Prince Harry on the Today programme with Barack Obama, Prince Charles and Demis Hassabis

 
Caitlin Morrison
Follow Caitlin
Prince Harry filled in as a radio presenter this morning (Source: Jeff Overs)

The BBC Radio 4 Today programme shook things up this morning with a guest presenter, as Prince Harry took to the airwaves.

The newly-engaged royal interviewed former US President Barack Obama and AI expert Demis Hassabis, and also had a conversation with his own father, Prince Charles.

This is what Prince Harry spoke to his guests about:

Obama

The ex-world leader said one of the things he misses most about his old job is "the fact that I didn’t used to experience traffic". "I used to cause traffic - much to the consternation of any place that I was visiting," he quipped.

On the subjects of fake news, trolling and cyber bullying, Obama said: "One of the dangers of the internet is that people can have entirely different realities. They can be just cocooned in information that re enforces their current biases. One of the things that I think, I discovered even back in 2007/2008 is a good way of fighting against that is making sure that online communities don’t just stay online. That they move offline.

"And what I mean by that is that I think social media is a really powerful tool for people of common interests to convene and get to know each other and connect but then it is important for them to get offline, meet in the pub. Meet at a place of worship, meet in a neighbourhood and get to know each other because the truth is that on the internet everything is simplified and when you meet people face to face it turns out they are complicated."
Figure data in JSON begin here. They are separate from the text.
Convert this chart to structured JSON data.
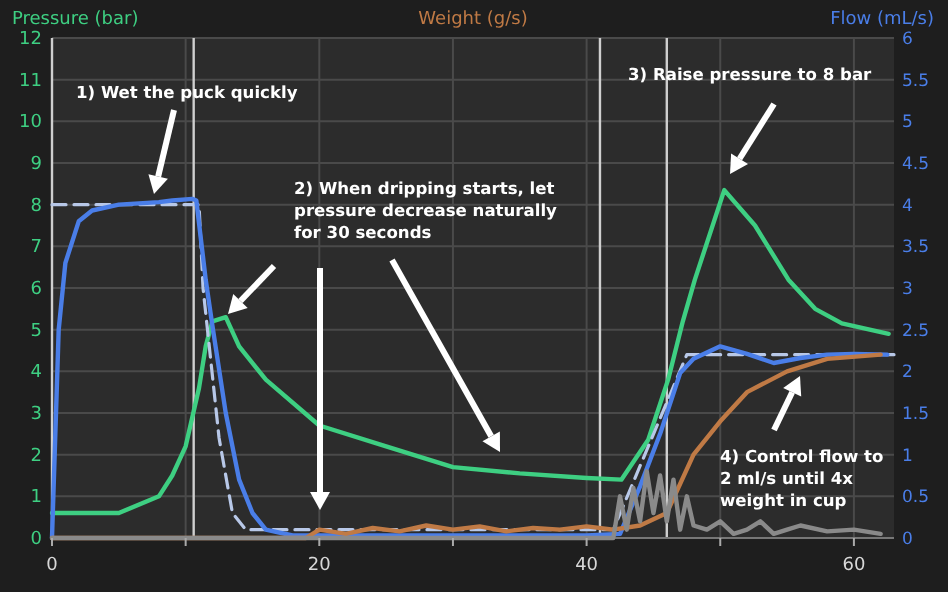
{
  "chart_data": {
    "type": "line",
    "ylabel": "Pressure (bar)",
    "y2label": "Flow (mL/s)",
    "xlim": [
      0,
      63
    ],
    "xticks": [
      0,
      {
        "value": 10,
        "label": null
      },
      20,
      {
        "value": 30,
        "label": null
      },
      40,
      {
        "value": 50,
        "label": null
      },
      60
    ],
    "ylim": [
      0,
      12
    ],
    "yticks": [
      0,
      1,
      2,
      3,
      4,
      5,
      6,
      7,
      8,
      9,
      10,
      11,
      12
    ],
    "y2lim": [
      0,
      6
    ],
    "y2ticks": [
      0,
      0.5,
      1,
      1.5,
      2,
      2.5,
      3,
      3.5,
      4,
      4.5,
      5,
      5.5,
      6
    ],
    "grid": true,
    "legend": "top",
    "marker": "none",
    "ref_lines": [
      {
        "axis": "x",
        "value": 0,
        "color": "#cfcfcf"
      },
      {
        "axis": "x",
        "value": 10.6,
        "color": "#cfcfcf"
      },
      {
        "axis": "x",
        "value": 41,
        "color": "#cfcfcf"
      },
      {
        "axis": "x",
        "value": 46,
        "color": "#cfcfcf"
      }
    ],
    "series": [
      {
        "color": "#3ecf82",
        "x": [
          0,
          5,
          8,
          9,
          10,
          11,
          11.5,
          12,
          13,
          14,
          16,
          20,
          25,
          30,
          35,
          40,
          42.6,
          44.6,
          46.1,
          47.2,
          48.1,
          50.3,
          52.6,
          55.1,
          57.1,
          59.1,
          62.6
        ],
        "values": [
          0.6,
          0.6,
          1.0,
          1.5,
          2.2,
          3.6,
          4.6,
          5.2,
          5.3,
          4.6,
          3.8,
          2.7,
          2.2,
          1.7,
          1.55,
          1.44,
          1.4,
          2.35,
          3.8,
          5.2,
          6.2,
          8.35,
          7.5,
          6.2,
          5.5,
          5.15,
          4.9
        ]
      },
      {
        "color": "#b8c8e8",
        "axis": "y2",
        "line_style": "dashed",
        "x": [
          0,
          11,
          11.3,
          12.5,
          13.5,
          14.5,
          42,
          47.5,
          63
        ],
        "values": [
          4.0,
          4.0,
          3.0,
          1.2,
          0.3,
          0.1,
          0.1,
          2.2,
          2.2
        ]
      },
      {
        "color": "#4a7ee8",
        "axis": "y2",
        "x": [
          0,
          0.5,
          1,
          2,
          3,
          5,
          8,
          9,
          10.5,
          10.8,
          11.5,
          12,
          13,
          14,
          15,
          16,
          18,
          30,
          40,
          42.5,
          44,
          45.5,
          47,
          48,
          50,
          52,
          54,
          56,
          58,
          60,
          62.5
        ],
        "values": [
          0,
          2.5,
          3.3,
          3.8,
          3.93,
          4.0,
          4.03,
          4.05,
          4.07,
          4.05,
          3.1,
          2.55,
          1.5,
          0.7,
          0.3,
          0.1,
          0.03,
          0.03,
          0.03,
          0.05,
          0.62,
          1.25,
          1.98,
          2.15,
          2.3,
          2.21,
          2.1,
          2.16,
          2.2,
          2.21,
          2.2
        ]
      },
      {
        "name": "Weight (g/s)",
        "color": "#c07a45",
        "axis": "y2",
        "x": [
          0,
          19,
          20,
          22,
          24,
          26,
          28,
          30,
          32,
          34,
          36,
          38,
          40,
          42,
          44,
          46,
          48,
          50,
          52,
          55,
          58,
          62
        ],
        "values": [
          0,
          0,
          0.1,
          0.05,
          0.12,
          0.08,
          0.15,
          0.1,
          0.14,
          0.08,
          0.12,
          0.1,
          0.14,
          0.1,
          0.15,
          0.3,
          1.0,
          1.4,
          1.75,
          2.0,
          2.15,
          2.2
        ]
      },
      {
        "color": "#8a8a8a",
        "axis": "y2",
        "x": [
          0,
          42,
          42.5,
          43,
          43.5,
          44,
          44.5,
          45,
          45.5,
          46,
          46.5,
          47,
          47.5,
          48,
          49,
          50,
          51,
          52,
          53,
          54,
          55,
          56,
          58,
          60,
          62
        ],
        "values": [
          0,
          0,
          0.5,
          0.1,
          0.6,
          0.2,
          0.8,
          0.3,
          0.75,
          0.2,
          0.7,
          0.1,
          0.5,
          0.15,
          0.1,
          0.2,
          0.05,
          0.1,
          0.2,
          0.05,
          0.1,
          0.15,
          0.08,
          0.1,
          0.05
        ]
      }
    ],
    "annotations": [
      "1) Wet the puck quickly",
      "2) When dripping starts, let pressure decrease naturally for 30 seconds",
      "3) Raise pressure to 8 bar",
      "4) Control flow to 2 ml/s until 4x weight in cup"
    ]
  }
}
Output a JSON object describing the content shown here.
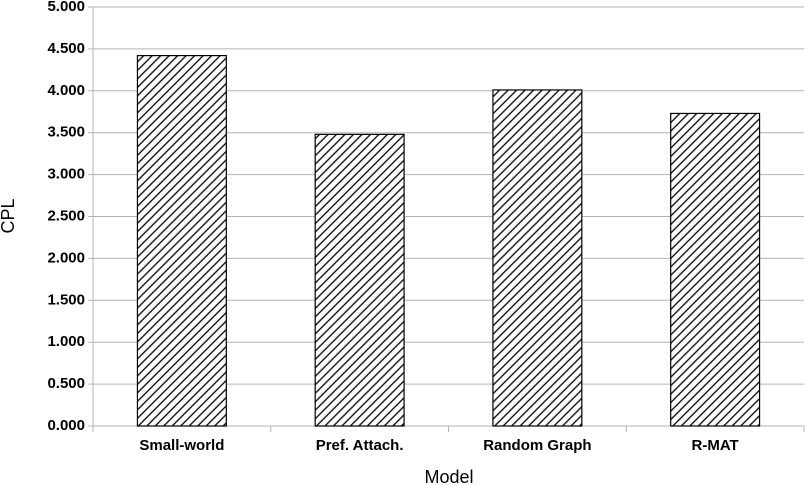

The former US President also sounded a note of optimism about the state of the world looking into 2018.

"All the problems that we face are solvable. Despite all the terrible news that you see. Despite all the genuine cruelty and pain and hardship that people are experiencing around the world at any given moment of any given day," he said.

If you had to choose a moment in human history in which you want to be born and you didn’t know ahead of time if you were going to be Prince Harry or Barack Obama or a small child in rural Africa or India you’d choose today because the fact is that the world is healthier, wealthier, better educated, more tolerant, more sophisticated and less violent than just about any time in human history.

Prince Charles

Prince Harry spoke to his father about climate change, a favourite topic of the Prince of Wales, who admitted he had "probably bored (Harry) to tears for so many years" on that very subject.

Climate change "whether we like it or not is the biggest threat multiplier we face", according to Prince Charles.

"Because what’s happening now is what I was dreading which is that we are having to deal all the time with the symptoms that are springing up all round the world," he added.

"They are diverting us off down all these different channels to try and deal with ghastly conflicts and humanitarian and natural disasters and goodness knows what else. But at the root of it all, much of it, is climate change which is causing untold horrors in different parts of the world and of course we sit here in this part of the world so often unaware of what is happening in Africa or the Far East.

"It’s a miracle, I think, that everything is here. That’s why I have gone on about this because, to me, the unutterable tragedy, the inexcusable one, would be if we destroyed this quite remarkable planet and ecosystem. Because we depend on nature and the ecosystems for our entire survival. Nature is our sustainer."

Demis Hassabis

Hassabis, the founder of AI company DeepMind, explained to Prince Harry and listeners what his firm's "very ambitious mission statement" is all about.

What we mean by solving intelligence is we are trying to create general purpose learning machines. So we’re trying to create systems that are capable of learning for themselves how to solve complex problems.

"And we’re kind of inspired by human intelligence and the way the brain works. So the algorithms that we build are neuroscience inspired and we’re trying to mimic some of the ways that the brain solves these complex problems. And what we hope is that if we solve intelligence and artificial intelligence in this very general way, we will be able to apply this technology to really wide range of domains."

Hassabis said government regulators and the media are beginning to get to grips with AI and its potential: "I think that people have to realise technology isn’t neutral and when we create that technology it’s amazing the impact and the scale it can have because it’s digital and it’s easy to scale. But I think that people have started realising that we have to think ahead of time about problems that may collateral problems that you didn’t necessarily realise when you were starting to make the technology but you need to think harder about that at the beginning as you are making a technology not waiting for the problems to appear and then trying to run and catch up."

He also told the prince why he's keeping DeepMind in London.

I’m a proud born and bred Londoner I love London and Britain and I think that I have always believed that we have top talent here.

"We have world leading universities and it just requires I think the ambition and the drive to actually really try and create a deep technology company like Deepmind. And I always felt it could be done in London. But I was told at the beginning when we were starting up that we were crazy and that we should go to Silicon Valley and that that was the only place that you could build these types of companies."